Some tips for your application 🫡

Show Off Your Projects:In the world of data science, your projects can speak volumes about your skills. Make sure to showcase a few key projects in your CV or portfolio, especially those that highlight your ability to work with data sets, build models, or use relevant tools like Python, R, or SQL. Don’t forget to include links to any GitHub repositories if applicable!

Quantify Your Achievements:Employers love numbers! When drafting your CV, highlight your achievements with quantifiable results. For instance, mention how your data analysis led to a certain percentage increase in efficiency or revenue at a previous job or project. These details can really make your application pop!
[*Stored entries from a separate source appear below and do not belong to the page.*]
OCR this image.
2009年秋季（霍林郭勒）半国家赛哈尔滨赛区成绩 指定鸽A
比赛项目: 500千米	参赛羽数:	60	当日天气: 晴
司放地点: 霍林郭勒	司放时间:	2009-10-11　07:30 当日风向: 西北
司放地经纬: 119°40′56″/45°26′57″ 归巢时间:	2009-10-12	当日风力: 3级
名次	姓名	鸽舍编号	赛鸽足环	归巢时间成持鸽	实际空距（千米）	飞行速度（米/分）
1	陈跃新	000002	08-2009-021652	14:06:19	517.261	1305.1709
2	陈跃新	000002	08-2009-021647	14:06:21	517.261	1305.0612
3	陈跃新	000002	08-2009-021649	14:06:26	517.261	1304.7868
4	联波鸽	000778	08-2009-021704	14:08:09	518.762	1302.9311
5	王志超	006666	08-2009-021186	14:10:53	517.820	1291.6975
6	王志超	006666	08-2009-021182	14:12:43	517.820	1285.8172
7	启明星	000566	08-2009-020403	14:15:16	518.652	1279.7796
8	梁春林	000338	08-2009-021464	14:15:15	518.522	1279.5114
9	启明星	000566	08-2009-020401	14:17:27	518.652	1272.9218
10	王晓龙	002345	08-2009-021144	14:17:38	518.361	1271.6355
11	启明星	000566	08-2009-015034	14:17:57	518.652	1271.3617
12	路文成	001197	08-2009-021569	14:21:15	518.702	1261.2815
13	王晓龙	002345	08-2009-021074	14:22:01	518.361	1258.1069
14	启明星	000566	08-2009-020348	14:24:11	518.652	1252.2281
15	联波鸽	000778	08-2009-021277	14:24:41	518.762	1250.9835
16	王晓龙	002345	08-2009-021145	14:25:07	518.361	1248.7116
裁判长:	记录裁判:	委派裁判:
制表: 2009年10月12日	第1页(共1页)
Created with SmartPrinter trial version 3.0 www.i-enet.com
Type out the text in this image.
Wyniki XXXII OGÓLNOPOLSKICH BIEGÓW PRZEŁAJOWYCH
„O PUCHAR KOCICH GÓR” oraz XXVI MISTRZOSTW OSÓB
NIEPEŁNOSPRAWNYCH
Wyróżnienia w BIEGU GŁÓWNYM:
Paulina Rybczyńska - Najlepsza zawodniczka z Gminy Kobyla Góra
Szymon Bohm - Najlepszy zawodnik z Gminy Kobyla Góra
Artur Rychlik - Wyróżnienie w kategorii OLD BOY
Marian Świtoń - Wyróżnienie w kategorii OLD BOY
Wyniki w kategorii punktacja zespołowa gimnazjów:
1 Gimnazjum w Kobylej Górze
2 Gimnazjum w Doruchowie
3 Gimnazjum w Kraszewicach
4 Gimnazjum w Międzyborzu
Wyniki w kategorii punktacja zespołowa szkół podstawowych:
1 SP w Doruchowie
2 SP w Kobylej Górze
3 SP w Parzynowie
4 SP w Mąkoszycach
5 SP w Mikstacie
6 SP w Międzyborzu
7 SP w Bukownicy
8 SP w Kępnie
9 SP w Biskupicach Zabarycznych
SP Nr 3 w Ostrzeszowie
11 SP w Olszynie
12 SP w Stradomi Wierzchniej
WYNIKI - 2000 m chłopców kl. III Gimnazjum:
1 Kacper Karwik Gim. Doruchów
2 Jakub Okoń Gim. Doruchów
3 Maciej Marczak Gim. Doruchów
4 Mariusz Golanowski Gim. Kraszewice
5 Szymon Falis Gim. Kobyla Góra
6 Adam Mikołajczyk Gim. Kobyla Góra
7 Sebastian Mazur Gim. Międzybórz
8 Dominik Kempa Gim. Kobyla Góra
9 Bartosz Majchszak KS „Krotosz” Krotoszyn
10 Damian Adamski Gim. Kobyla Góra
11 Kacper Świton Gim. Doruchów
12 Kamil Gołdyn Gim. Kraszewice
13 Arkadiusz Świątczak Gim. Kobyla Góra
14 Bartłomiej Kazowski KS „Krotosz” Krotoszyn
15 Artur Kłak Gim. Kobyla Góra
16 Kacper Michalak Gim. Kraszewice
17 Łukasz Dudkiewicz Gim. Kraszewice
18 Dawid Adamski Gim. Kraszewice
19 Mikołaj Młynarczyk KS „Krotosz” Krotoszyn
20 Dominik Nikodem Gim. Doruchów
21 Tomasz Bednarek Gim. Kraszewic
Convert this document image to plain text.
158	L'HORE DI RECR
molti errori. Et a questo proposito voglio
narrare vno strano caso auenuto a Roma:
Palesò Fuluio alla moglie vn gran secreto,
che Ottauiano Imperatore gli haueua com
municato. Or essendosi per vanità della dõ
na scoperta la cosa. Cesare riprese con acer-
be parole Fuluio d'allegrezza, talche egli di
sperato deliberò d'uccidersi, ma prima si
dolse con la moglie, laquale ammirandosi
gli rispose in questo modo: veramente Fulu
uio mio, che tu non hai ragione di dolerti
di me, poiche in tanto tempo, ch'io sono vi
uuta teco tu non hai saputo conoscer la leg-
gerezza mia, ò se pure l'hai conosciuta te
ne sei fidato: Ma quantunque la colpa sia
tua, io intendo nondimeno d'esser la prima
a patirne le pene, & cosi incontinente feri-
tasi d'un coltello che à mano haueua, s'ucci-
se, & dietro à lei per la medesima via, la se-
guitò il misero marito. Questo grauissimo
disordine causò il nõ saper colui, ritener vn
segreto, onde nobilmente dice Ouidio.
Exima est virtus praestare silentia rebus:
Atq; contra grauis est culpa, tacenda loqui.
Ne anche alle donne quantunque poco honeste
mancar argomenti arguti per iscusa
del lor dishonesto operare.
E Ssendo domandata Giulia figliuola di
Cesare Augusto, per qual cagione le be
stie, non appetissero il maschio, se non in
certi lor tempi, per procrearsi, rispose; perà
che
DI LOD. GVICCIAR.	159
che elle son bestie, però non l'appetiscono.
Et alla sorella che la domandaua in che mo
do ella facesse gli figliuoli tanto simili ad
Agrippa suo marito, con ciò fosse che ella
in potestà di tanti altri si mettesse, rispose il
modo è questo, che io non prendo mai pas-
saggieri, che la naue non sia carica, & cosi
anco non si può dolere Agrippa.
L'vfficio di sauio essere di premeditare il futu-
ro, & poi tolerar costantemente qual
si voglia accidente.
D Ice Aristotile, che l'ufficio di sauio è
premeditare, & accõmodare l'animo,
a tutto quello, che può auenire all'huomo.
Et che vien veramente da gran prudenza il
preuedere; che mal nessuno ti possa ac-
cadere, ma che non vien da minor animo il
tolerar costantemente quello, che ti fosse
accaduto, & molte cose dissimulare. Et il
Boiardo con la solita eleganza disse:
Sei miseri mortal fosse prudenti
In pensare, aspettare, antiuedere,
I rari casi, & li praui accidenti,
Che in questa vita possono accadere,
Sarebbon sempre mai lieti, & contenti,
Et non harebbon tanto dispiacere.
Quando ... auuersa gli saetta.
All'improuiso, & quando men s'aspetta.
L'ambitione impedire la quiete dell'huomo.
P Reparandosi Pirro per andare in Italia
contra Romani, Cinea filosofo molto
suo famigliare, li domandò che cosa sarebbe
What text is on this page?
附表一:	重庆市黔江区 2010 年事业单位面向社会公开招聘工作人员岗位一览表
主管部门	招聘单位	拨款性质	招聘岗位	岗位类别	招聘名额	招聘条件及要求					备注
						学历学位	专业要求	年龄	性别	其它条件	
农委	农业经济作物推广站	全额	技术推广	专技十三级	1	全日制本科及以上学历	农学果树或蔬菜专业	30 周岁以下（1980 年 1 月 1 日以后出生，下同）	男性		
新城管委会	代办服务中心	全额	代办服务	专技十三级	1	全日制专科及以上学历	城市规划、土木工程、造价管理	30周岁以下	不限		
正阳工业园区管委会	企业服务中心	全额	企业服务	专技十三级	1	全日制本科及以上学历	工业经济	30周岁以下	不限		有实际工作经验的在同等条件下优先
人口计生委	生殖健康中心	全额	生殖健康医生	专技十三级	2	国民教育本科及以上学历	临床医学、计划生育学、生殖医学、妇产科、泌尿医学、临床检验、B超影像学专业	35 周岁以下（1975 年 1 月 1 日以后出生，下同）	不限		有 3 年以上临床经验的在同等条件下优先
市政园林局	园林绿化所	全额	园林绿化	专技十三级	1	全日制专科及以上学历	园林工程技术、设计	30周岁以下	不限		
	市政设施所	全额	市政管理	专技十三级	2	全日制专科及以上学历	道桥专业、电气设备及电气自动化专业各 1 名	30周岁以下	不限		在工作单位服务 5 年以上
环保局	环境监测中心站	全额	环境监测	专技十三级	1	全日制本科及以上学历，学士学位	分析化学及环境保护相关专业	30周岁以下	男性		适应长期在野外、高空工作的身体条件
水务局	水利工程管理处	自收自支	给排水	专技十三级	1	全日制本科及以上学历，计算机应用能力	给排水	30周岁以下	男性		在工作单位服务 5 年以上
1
Craft a Tailored Cover Letter:For a full-time role at CoreWeave, your cover letter should reflect your passion for data science and your excitement about the specific projects or values of the company. Dive into why you’re a good fit, how your skills align with their needs, and any unique perspectives you can bring to the team.

Stand Out with Relevant Courses and Certifications:Although experience talks, relevant courses or certifications can be your ticket to impressing hiring managers at CoreWeave. Mention any standout courses you've completed that equipped you with essential skills, such as machine learning certifications or data visualisation courses. This shows your commitment to continuously developing your skills in the field!

How to prepare for a job interview at CoreWeave

Brush Up on Your Statistics

For a data science role, we need to seriously sharpen our statistics skills. Get ready to tackle technical questions on probability distributions, hypothesis testing, and regression analysis. These are often the bread and butter of data science interviews, so don't just skim over them!

Showcase Your Projects

Prepare a killer portfolio showcasing your data science projects. We should include details about the datasets used, the tools and techniques applied, and the impact of your findings. If we can walk them through a particularly challenging project or a cool visualisation that had real-world implications, it’ll really make us stand out!

Get Comfortable with Python and R

Most data science positions require us to be proficient in programming languages like Python and R. We should practice common libraries like pandas, NumPy, and scikit-learn, and be ready for live coding exercises or algorithm questions. Showing off our coding chops can really impress the interviewers at CoreWeave!

Prepare for Case Studies

Expect to encounter real-world case studies during the interview. We might be asked how we’d approach a data problem or analyse a dataset to extract insights. It's essential to think out loud and demonstrate our problem-solving process so that the interviewer can see our logical thinking in action.